Die Bewegung 2.Juni hat sich als Widerspruch zur RAF gegründet, mit der
unklaren Bestimmung, "spontane proletarische" Politik zu machen. Wir haben
die revlutioäre Theorie, die Analyse der Bedingungen - aus der heraus die
Stratagie und Taktik, die Kontinuität und Perspektive des Kampfes erst entwickelt
werden kann - für unwichtig gehalten und "drauflosgekämpft", mit dem Ziel,
die Jugendlichen anzutörnen, und so haben wir auch unsere Praxis nach der
Frage - was törnt an - bestimmt und nicht nach der Frage, wo sind die wirklichen
Widersprüche, die Friktionen in der imperialstischen Strategie, die wir
angreifen müssen.
Die Bewegung wer eine vermeintliche Alternative zur RAF als eine Möglichkeit
derjenigen Genossen, denen der kompromißlose Kampf zu weit ging.
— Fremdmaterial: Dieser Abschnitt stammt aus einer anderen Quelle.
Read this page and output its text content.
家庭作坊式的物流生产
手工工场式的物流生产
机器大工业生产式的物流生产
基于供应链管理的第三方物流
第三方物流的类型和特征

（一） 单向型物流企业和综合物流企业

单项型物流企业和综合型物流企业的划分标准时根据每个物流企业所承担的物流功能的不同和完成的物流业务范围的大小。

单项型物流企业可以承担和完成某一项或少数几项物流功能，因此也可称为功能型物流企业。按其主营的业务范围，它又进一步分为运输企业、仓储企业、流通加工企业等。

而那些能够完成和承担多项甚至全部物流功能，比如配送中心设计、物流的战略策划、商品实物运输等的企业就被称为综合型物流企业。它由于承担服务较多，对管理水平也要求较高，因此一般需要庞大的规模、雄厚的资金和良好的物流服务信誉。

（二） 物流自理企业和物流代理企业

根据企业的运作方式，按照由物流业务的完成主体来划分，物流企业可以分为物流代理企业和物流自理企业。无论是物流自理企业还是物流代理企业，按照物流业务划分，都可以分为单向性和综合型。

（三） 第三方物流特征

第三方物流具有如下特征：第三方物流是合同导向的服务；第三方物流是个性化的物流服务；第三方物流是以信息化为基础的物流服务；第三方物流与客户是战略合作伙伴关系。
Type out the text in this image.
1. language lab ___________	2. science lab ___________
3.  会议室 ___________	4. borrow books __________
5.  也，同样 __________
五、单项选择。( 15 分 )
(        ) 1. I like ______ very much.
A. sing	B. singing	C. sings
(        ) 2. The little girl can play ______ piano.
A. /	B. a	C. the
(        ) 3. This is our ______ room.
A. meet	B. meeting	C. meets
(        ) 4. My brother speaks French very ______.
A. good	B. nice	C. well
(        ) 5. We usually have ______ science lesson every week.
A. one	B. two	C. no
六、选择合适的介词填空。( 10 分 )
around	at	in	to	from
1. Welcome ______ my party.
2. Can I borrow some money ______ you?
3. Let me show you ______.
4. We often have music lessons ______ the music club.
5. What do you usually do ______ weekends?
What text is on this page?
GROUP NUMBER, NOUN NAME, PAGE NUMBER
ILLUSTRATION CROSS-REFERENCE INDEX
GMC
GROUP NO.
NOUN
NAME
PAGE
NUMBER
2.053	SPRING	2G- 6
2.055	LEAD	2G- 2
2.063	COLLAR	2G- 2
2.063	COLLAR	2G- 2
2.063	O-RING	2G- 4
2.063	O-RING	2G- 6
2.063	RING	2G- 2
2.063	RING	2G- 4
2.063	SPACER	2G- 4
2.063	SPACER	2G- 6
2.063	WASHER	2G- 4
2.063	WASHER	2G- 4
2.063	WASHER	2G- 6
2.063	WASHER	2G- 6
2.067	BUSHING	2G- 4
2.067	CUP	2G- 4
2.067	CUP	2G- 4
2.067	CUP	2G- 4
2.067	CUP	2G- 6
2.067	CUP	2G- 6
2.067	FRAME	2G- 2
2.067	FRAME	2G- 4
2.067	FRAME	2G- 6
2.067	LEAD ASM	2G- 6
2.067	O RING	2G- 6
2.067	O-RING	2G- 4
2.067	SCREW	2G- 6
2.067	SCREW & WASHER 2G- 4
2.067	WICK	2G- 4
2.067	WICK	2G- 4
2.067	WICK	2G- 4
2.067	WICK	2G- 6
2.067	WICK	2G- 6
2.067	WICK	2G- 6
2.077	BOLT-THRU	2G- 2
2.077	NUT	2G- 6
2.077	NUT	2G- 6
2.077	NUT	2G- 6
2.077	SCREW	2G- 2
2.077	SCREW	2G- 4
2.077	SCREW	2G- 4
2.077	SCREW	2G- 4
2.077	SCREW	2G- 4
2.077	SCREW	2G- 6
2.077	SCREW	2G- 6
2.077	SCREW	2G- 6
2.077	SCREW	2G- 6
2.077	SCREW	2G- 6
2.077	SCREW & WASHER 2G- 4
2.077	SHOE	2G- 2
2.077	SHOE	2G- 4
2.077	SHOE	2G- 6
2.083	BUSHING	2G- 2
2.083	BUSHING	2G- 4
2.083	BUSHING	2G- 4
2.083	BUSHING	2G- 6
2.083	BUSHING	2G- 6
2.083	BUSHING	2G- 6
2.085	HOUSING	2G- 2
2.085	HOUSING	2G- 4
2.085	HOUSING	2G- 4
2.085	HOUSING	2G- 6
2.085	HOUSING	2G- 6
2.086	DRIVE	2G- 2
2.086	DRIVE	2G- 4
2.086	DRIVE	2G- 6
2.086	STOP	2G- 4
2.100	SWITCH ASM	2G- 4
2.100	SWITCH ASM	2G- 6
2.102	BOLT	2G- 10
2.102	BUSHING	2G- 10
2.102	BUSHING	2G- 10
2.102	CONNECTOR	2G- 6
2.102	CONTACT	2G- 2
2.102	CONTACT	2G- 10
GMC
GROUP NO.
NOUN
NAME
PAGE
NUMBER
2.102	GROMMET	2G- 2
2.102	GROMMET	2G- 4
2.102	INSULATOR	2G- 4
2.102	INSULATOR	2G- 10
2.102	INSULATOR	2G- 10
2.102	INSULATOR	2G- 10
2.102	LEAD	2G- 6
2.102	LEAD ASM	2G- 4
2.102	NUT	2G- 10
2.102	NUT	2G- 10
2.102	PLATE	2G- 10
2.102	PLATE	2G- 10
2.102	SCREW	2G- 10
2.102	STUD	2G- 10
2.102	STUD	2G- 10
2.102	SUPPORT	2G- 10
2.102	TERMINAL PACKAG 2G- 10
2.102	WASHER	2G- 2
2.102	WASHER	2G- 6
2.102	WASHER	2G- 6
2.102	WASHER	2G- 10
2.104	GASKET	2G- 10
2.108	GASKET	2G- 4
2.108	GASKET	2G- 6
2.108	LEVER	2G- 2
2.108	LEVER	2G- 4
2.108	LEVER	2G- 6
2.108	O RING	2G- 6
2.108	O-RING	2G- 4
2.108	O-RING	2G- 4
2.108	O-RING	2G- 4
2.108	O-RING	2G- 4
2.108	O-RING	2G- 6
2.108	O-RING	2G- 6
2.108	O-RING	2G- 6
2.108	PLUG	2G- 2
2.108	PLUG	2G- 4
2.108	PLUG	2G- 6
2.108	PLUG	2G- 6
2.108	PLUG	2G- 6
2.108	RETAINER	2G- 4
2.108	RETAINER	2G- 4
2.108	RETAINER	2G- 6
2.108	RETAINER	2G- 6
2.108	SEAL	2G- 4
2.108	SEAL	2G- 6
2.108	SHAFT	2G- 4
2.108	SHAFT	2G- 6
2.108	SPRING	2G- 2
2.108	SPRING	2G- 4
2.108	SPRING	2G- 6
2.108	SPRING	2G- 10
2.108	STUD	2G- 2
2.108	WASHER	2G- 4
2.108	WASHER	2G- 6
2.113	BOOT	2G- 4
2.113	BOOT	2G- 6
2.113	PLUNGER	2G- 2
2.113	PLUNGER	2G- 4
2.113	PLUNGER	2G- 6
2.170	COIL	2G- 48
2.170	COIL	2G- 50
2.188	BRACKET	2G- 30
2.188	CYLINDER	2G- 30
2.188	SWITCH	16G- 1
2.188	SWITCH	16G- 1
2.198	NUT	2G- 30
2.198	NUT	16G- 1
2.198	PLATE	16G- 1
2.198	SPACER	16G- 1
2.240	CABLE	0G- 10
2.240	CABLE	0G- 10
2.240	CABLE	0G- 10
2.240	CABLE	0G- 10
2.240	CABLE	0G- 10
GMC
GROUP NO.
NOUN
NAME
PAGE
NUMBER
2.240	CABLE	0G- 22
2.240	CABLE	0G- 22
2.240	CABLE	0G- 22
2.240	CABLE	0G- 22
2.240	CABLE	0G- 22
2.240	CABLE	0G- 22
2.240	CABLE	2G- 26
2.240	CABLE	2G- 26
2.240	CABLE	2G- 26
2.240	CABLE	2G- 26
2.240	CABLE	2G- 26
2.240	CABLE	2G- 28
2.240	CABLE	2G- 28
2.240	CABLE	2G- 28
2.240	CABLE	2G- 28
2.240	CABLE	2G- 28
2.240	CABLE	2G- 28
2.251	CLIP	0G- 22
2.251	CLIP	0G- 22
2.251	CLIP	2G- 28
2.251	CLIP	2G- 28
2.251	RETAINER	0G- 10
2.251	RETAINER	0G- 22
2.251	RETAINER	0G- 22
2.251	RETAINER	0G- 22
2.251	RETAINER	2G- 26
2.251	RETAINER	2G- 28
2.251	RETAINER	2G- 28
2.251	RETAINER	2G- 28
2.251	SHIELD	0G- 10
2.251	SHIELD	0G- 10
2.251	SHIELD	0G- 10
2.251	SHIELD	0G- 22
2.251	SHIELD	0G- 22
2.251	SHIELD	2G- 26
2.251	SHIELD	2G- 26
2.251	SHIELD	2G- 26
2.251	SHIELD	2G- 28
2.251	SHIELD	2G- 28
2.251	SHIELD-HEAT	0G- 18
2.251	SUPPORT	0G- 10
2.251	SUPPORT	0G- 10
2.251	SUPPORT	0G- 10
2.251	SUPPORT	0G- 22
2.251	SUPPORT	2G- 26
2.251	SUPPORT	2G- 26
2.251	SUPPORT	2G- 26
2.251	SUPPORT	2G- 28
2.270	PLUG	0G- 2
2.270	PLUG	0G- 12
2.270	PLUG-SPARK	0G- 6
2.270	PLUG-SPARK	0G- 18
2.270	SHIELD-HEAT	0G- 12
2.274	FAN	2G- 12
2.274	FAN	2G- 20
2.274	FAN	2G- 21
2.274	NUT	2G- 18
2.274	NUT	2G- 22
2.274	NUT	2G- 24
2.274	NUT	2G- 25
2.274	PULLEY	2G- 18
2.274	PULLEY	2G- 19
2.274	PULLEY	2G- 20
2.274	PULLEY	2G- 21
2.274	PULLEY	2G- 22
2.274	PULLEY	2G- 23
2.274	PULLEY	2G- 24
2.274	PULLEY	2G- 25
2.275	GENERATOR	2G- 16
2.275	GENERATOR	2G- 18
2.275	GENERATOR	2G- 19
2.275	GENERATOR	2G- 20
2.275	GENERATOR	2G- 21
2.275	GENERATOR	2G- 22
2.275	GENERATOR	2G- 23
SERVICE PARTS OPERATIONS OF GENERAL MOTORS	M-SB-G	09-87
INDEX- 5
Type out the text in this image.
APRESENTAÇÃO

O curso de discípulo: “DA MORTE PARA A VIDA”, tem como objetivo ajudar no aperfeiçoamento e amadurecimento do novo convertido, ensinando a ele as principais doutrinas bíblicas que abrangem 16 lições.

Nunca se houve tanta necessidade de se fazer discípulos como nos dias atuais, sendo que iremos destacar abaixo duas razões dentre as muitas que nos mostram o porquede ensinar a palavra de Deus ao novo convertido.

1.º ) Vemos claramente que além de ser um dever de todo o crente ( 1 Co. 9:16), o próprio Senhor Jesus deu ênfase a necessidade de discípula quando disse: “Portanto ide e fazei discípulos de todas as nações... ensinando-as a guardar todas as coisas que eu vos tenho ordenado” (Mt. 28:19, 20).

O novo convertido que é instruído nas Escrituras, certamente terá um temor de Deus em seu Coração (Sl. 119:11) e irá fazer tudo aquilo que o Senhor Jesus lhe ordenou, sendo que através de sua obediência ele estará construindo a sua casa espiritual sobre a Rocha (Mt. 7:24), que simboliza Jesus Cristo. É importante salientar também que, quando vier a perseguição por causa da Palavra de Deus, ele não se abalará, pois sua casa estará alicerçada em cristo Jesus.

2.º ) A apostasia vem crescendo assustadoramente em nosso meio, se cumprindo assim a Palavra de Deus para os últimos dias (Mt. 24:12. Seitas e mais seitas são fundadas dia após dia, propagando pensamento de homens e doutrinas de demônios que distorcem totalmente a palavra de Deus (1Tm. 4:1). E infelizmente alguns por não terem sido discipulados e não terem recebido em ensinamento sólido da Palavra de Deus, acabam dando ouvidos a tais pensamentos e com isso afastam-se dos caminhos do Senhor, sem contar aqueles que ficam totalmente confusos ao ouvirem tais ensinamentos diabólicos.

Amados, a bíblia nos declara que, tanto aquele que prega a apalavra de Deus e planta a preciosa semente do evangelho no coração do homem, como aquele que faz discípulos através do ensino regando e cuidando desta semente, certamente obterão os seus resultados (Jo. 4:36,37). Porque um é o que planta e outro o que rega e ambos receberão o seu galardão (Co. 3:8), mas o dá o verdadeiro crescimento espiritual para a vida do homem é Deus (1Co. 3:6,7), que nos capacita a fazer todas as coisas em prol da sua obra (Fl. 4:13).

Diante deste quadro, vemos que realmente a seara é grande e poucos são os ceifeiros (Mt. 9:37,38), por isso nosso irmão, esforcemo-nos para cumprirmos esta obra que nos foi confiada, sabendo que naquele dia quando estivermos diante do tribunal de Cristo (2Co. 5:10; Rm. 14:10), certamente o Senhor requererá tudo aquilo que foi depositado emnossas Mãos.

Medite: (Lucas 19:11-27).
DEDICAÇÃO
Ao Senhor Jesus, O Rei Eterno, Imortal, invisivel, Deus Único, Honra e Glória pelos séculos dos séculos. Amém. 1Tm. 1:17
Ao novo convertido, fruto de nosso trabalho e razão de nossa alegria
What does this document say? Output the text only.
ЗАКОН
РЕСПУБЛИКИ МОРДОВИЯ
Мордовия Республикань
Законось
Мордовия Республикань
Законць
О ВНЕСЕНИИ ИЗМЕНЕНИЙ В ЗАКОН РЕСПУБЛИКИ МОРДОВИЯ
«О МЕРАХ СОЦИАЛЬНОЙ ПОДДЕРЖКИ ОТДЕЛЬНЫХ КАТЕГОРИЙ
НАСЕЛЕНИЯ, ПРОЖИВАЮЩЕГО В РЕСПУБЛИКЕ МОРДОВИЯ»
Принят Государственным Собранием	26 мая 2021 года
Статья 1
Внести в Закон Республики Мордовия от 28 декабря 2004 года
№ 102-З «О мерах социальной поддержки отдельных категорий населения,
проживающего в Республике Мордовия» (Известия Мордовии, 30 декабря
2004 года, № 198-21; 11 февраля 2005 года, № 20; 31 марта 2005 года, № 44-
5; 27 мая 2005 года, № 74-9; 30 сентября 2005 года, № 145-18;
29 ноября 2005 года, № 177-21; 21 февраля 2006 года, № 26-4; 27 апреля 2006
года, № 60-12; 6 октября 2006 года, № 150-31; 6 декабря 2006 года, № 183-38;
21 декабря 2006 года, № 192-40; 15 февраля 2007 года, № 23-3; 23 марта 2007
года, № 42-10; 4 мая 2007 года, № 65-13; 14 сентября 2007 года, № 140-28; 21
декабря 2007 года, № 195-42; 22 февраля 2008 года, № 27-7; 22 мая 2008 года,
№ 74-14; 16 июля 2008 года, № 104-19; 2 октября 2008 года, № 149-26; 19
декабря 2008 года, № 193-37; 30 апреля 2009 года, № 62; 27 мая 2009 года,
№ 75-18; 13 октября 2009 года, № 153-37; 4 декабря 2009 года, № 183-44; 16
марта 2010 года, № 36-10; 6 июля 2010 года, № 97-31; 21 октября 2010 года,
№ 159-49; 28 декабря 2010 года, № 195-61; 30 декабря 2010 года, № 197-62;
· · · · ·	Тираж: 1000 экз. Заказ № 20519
Das hat 10 Jahre lang Spaltung, Konkurrenz und Desorientierung unter
den Linken und auch in der Guerilla produziert und es hat auch unseren
eigenen revolutionären Prozeß behindert.
So haben wir mit unseren Aktionen auf der populistischen Linie operiert, ohne
die politische Orientierung zu geben, ohne eine Mobilisierung gegen die
Strategie der Schweine zu schaffen.
Es ist nie die Aufgabe der Guerilla, sich der Bevölkerung gefällig zu zeigen, um
ihren Beifall zu bekommen, sondern - in einem Land, in dem der Nazi-Faschismus
und die vom US-lmperialismus eingebundene Sozialdemokratie die
Arbeiterklasse um jede proletarische Organisation gebracht haben - die
vorderste Front zu sein, die zentralen politischen Widersprüche durch den
bewaffneten Angriff zu eskalieren, um den Staat in die politische Krise zu
treiben.
Was die Guerilla in der Metropole nur sein kann: der politische Sprengstoff im
imperialistischen Gefüge, der Angriff, der den Riß zwischen Gesellschaft und
Staat zum Bruch - also revolutionäre Politik - entwickelt, indem Mobilisierung
proletarische, antiimperialistische Organisierung wird und das politische
Kräfteverhältnis für uns kippt.
Der politische Angriff, materialisiert durch die Waffe, bleibt immer ein Sieg,
selbst da, wo die Operation militärisch geschlagen wird, weil er diesen Prozeß
antizipiert und einleitet.
Diese Kontinuität der Guerilla ist in ihrer Strategie zu finden, trotz schwerer
militärischer Niederlagen.
Und das ist auch der Unterschied von Schleyer und Lorenz. Wir können heute
unsere wichtigste Aktion getrost kritisieren. In ihr sind alle Fehler zu
finden, die wir 10 Jahre lang gemacht haben und aus denen wir gelernt haben.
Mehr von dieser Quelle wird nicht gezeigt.